Smart explained that Stetson Bennett and D’Wan Mathis could just as easily have connected on big plays like Daniels did against Mississippi State, when he completed four passes of 40 or more yards after the team had three completions of more than 40 yards in the first six games combined.
“Like I told you, I’d seen it in so many practices,” Smart said. “You guys have asked if we have confidence throwing it, and yeah. I’ve seen those same plays. I’d seen Stetson [Bennett] and D’wan [Mathis] make some of those plays against us in practice, so I knew it was there.”
Smart said the return of George Pickens, Mississippi State’s style of defense and the growth of Jermaine Burton were other factors that led to the aerial explosion.
“Number one, (Mississippi State) is a risk-reward defense, and their strength is in their front and in their linebackers, not really in their secondary,” Smart said.
“JT [Daniels] made some really good throws, we won some 50/50 balls, we got some PIs (pass interference penalties), and we got a hard-count free play,” Smart said. “I mean, a lot of those things you saw, you’ve seen all year.”
The difference was, Smart said, is that the Bulldogs didn’t connect on those plays before.
The unspoken words from the head coach is that it took JT Daniels to take advantage of those situations and make the plays.
“So I think a combination of who we played, how we played, George being in the game,” Smart said. “Jermaine’s progression …. . there are just all these things, and JT [Daniels] was a beneficiary of some of that growth, so he got the good end where Jermaine is at his best, and his best is still ahead.”
Smart explained that the Bulldogs will continue to focus on the run game because it’s ultimately needed to protect the quarterback.
“I felt a little bit bullheaded the other night— not me, since I wasn’t calling the plays— as far as trying to run into some of the looks,” said Smart, whose offense was led by Zamir White’s 21 yards on 11 carries. “We’re committed to running the ball, because if you don’t attempt to run the ball, you’ll really have trouble protecting the passer.

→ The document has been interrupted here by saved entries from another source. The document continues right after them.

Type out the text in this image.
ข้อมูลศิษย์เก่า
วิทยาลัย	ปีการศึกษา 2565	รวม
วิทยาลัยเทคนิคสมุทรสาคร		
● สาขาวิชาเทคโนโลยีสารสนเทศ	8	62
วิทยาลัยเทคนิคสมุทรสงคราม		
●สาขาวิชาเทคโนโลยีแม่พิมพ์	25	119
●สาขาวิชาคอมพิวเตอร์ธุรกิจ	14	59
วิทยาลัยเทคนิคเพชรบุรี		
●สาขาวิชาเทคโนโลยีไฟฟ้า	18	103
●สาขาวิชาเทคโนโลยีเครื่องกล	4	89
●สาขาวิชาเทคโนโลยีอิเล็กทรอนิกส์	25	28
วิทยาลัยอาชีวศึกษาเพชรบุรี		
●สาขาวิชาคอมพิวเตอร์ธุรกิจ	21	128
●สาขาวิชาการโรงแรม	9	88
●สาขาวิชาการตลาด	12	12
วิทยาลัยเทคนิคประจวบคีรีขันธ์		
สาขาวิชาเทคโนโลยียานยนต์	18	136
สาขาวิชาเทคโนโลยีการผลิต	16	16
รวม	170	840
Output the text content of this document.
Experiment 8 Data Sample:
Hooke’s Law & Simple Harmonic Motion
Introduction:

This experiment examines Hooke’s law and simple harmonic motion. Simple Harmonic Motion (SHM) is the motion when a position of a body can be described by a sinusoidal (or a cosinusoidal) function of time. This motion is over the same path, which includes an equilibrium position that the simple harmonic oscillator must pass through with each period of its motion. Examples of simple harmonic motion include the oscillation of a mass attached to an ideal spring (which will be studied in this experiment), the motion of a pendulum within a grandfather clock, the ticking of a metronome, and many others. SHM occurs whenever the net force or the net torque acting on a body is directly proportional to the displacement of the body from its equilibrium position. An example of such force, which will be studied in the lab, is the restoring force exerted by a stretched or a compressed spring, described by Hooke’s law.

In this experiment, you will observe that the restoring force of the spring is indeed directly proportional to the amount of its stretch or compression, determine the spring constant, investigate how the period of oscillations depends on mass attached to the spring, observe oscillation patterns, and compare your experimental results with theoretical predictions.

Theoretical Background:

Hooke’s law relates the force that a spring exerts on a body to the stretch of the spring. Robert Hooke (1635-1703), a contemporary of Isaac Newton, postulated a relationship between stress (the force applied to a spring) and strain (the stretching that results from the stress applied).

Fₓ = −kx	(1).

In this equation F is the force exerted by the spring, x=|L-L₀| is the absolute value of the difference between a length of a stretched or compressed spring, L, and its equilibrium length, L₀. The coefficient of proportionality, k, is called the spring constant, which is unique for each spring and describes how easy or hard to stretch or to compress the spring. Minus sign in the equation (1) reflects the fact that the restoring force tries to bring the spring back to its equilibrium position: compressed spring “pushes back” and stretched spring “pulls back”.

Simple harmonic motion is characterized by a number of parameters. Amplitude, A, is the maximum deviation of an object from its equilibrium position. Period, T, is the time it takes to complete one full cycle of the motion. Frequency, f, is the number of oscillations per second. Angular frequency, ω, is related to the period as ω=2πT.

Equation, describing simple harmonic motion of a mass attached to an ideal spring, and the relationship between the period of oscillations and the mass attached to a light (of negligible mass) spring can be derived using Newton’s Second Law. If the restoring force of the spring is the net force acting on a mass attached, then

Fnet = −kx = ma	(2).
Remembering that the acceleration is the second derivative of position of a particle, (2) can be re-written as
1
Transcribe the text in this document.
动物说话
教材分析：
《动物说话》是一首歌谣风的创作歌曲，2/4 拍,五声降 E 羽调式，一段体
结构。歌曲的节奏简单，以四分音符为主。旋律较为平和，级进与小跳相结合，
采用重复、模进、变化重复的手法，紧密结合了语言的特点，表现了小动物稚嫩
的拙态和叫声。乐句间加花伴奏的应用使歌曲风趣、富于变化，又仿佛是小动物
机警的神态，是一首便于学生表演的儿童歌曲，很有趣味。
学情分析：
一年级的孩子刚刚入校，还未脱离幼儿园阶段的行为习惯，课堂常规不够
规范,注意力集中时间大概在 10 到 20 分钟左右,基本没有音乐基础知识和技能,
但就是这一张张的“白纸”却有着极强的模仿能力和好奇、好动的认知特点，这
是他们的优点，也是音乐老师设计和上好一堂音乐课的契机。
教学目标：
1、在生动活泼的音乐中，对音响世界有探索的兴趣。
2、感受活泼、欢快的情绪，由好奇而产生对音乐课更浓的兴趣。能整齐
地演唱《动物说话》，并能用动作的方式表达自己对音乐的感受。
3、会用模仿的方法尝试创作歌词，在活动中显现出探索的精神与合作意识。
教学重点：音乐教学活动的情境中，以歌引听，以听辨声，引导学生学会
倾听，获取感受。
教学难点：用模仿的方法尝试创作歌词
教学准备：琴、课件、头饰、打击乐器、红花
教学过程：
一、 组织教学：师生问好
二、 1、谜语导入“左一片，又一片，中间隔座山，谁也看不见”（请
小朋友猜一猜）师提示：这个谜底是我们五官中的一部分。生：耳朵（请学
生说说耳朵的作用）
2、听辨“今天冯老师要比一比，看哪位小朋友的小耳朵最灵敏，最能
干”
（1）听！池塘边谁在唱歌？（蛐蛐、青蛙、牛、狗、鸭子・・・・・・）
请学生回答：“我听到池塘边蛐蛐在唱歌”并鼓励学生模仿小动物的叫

“So, the threat of the run keeps guys from pinning their ears back and just rushing the passer, but the goal would be to take advantage of what the opposing team gives us,” Smart said.
“And if they want to load up and stop the run, then we need to be able to have intermediate and explosive passing game. If they’re going to defend that, then you’ve got to be able to block people and get the ball through the inside up the middle and outside the run game.”